Right now, in my daily work life, we are prescribing more and more oral chemotherapies. This is one of the fastest growing areas of treatment and has some wonderful potential to give patients more options besides intravenous medications as well as some more freedom while on treatments.

The fear, though, is that they will treat these medications similar to the way people take psychotherapies, pain medications, and cold medications – they will only take them when they feel bad, stop when they feel good, forget doses, double-dose to catch up, etcetera – with potentially life-threatening consequences.

We all struggle with our devils (or angels), be they illness or the treatment.

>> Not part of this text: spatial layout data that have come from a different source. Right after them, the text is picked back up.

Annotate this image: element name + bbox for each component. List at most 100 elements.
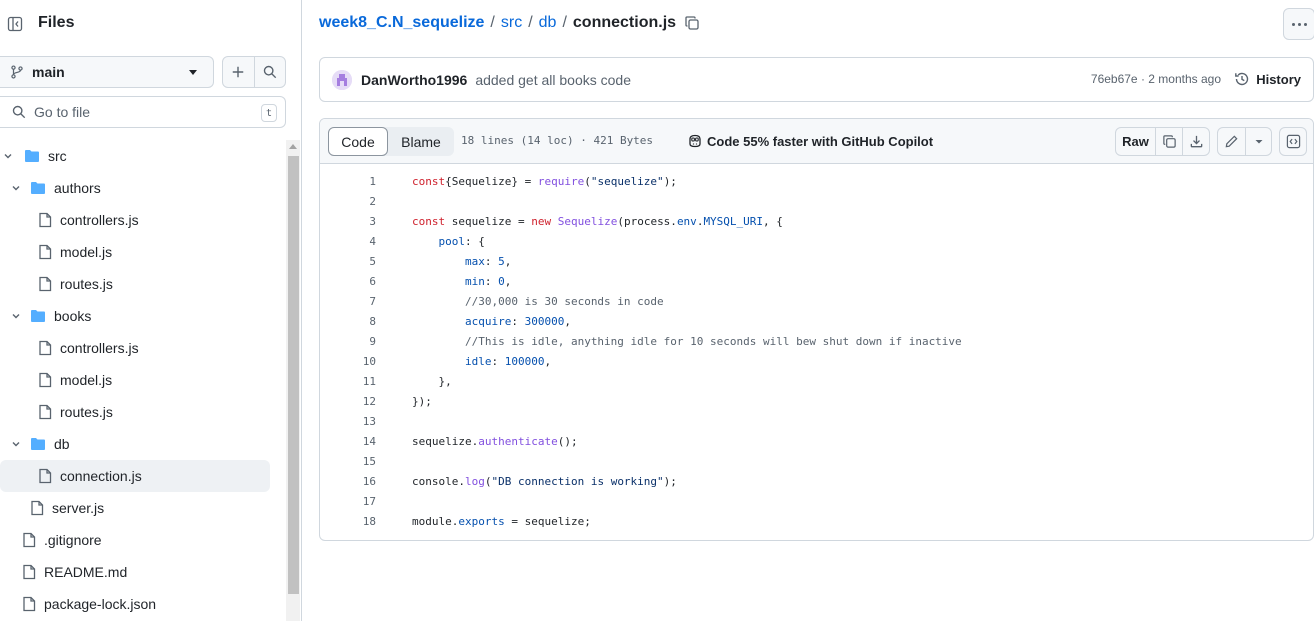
tree-file-gitignore[interactable]: .gitignore [0,524,270,556]
tree-file-routes-js[interactable]: routes.js [0,268,270,300]
code-token: const [412,214,446,228]
file-icon [38,372,52,388]
tree-folder-src[interactable]: src [0,140,270,172]
code-listing[interactable]: 1 const{Sequelize} = require("sequelize")… [320,171,1313,531]
chevron-down-icon [10,182,22,194]
history-button[interactable]: History [1234,71,1301,87]
search-code-button[interactable] [253,57,285,87]
line-number[interactable]: 17 [320,495,376,508]
code-token: : [511,314,525,328]
breadcrumb-db-link[interactable]: db [539,14,557,32]
scrollbar-thumb[interactable] [288,156,299,594]
breadcrumb-repo-link[interactable]: week8_C.N_sequelize [319,14,484,32]
commit-hash-and-date[interactable]: 76eb67e · 2 months ago [1091,72,1221,86]
copilot-promo-link[interactable]: Code 55% faster with GitHub Copilot [687,133,933,149]
tab-blame[interactable]: Blame [388,127,454,156]
breadcrumb-separator: / [490,14,495,31]
code-text: }, [412,375,451,388]
tree-item-label: server.js [52,500,105,516]
sidebar-collapse-icon [7,16,23,32]
go-to-file-placeholder: Go to file [34,104,91,120]
tree-scrollbar[interactable] [286,140,300,621]
tree-file-routes-js[interactable]: routes.js [0,396,270,428]
scroll-up-arrow-icon[interactable] [289,144,297,149]
code-token: ); [663,474,677,488]
symbols-button[interactable] [1280,128,1306,155]
code-token: (); [557,434,578,448]
code-line: 15 [320,451,1313,471]
code-text: }); [412,395,432,408]
avatar[interactable] [332,69,352,90]
edit-actions [1217,127,1272,156]
line-number[interactable]: 12 [320,395,376,408]
line-number[interactable]: 3 [320,215,376,228]
tree-file-package-lock[interactable]: package-lock.json [0,588,270,620]
tree-folder-books[interactable]: books [0,300,270,332]
line-number[interactable]: 18 [320,515,376,528]
edit-options-dropdown[interactable] [1245,128,1271,155]
code-token: : [484,254,499,268]
more-options-button[interactable] [1283,8,1314,40]
tree-file-model-js[interactable]: model.js [0,364,270,396]
line-number[interactable]: 4 [320,235,376,248]
go-to-file-input[interactable]: Go to file t [0,96,286,128]
add-file-button[interactable] [223,57,254,87]
line-number[interactable]: 11 [320,375,376,388]
line-number[interactable]: 5 [320,255,376,268]
tree-file-model-js[interactable]: model.js [0,236,270,268]
tree-folder-db[interactable]: db [0,428,270,460]
raw-button[interactable]: Raw [1116,128,1155,155]
line-number[interactable]: 6 [320,275,376,288]
line-number[interactable]: 15 [320,455,376,468]
code-text: acquire: 300000, [412,315,571,328]
tree-file-connection-js[interactable]: connection.js [0,460,270,492]
code-line: 13 [320,411,1313,431]
tree-file-server-js[interactable]: server.js [0,492,270,524]
code-token: //30,000 is 30 seconds in code [464,294,664,308]
line-number[interactable]: 2 [320,195,376,208]
line-number[interactable]: 13 [320,415,376,428]
edit-file-button[interactable] [1218,128,1245,155]
chevron-down-icon [10,438,22,450]
code-line: 16 console.log("DB connection is working"… [320,471,1313,491]
line-number[interactable]: 8 [320,315,376,328]
line-number[interactable]: 7 [320,295,376,308]
chevron-down-icon [2,150,14,162]
tree-file-readme[interactable]: README.md [0,556,270,588]
copy-path-button[interactable] [684,15,700,31]
line-number[interactable]: 10 [320,355,376,368]
tree-item-label: routes.js [60,276,113,292]
tree-item-label: authors [54,180,101,196]
download-button[interactable] [1182,128,1209,155]
breadcrumb-current-file: connection.js [572,14,677,31]
tree-item-label: model.js [60,244,113,260]
tree-item-label: routes.js [60,404,113,420]
copy-icon [1162,134,1177,149]
commit-message-link[interactable]: added get all books code [475,72,631,88]
code-token: MYSQL_URI [703,214,764,228]
file-icon [22,532,36,548]
branch-selector[interactable]: main [0,56,214,88]
copy-raw-button[interactable] [1155,128,1182,155]
breadcrumb-separator: / [528,14,533,31]
tree-folder-authors[interactable]: authors [0,172,270,204]
line-number[interactable]: 14 [320,435,376,448]
latest-commit-bar: DanWortho1996 added get all books code 7… [319,57,1314,102]
breadcrumb-src-link[interactable]: src [501,14,522,32]
code-text: pool: { [412,235,485,248]
collapse-sidebar-button[interactable] [0,8,30,40]
line-number[interactable]: 9 [320,335,376,348]
line-number[interactable]: 16 [320,475,376,488]
line-number[interactable]: 1 [320,175,376,188]
history-label: History [1256,71,1301,87]
code-text: const{Sequelize} = require("sequelize"); [412,175,677,188]
tree-file-controllers-js[interactable]: controllers.js [0,332,270,364]
code-line: 9 //This is idle, anything idle for 10 s… [320,331,1313,351]
code-token: 300000 [524,314,565,328]
commit-author-link[interactable]: DanWortho1996 [361,72,467,88]
tab-code[interactable]: Code [328,127,388,156]
tree-file-controllers-js[interactable]: controllers.js [0,204,270,236]
code-square-icon [1286,134,1301,149]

4 responses to “Struggling with Angels

  1. Pingback: Some Initial Book Recommendations | OT in Mental Health: A Young OT's Perspective·

  2. Oh, and I also learned by messing with your meds will sling shot you into a mania.

  3. I too, miss my devils. I feel like the best parts of me where medicated away. These past two months, I have been noncomplaint with my meds. I wanted to feel something else besides medicated blob on the couch. I scared a few people and they begged me to go back on my meds. My husband even offered me 5 dollars a day, just to swallow them.

    • I won’t even pretend to give advice on the subject. I don’t have training and my experience is from watching friends and family. The reaction of each person to meds – especially psychotherapeutics – is so individual. It makes me think a little of how, at work, we work with patients on blood thinners and – sometimes weekly – are adjusting the dosage. The difference is that there is an easy fingerstick blood test to monitor the need. It’s slightly more complicated when dealing with the brain and emotions.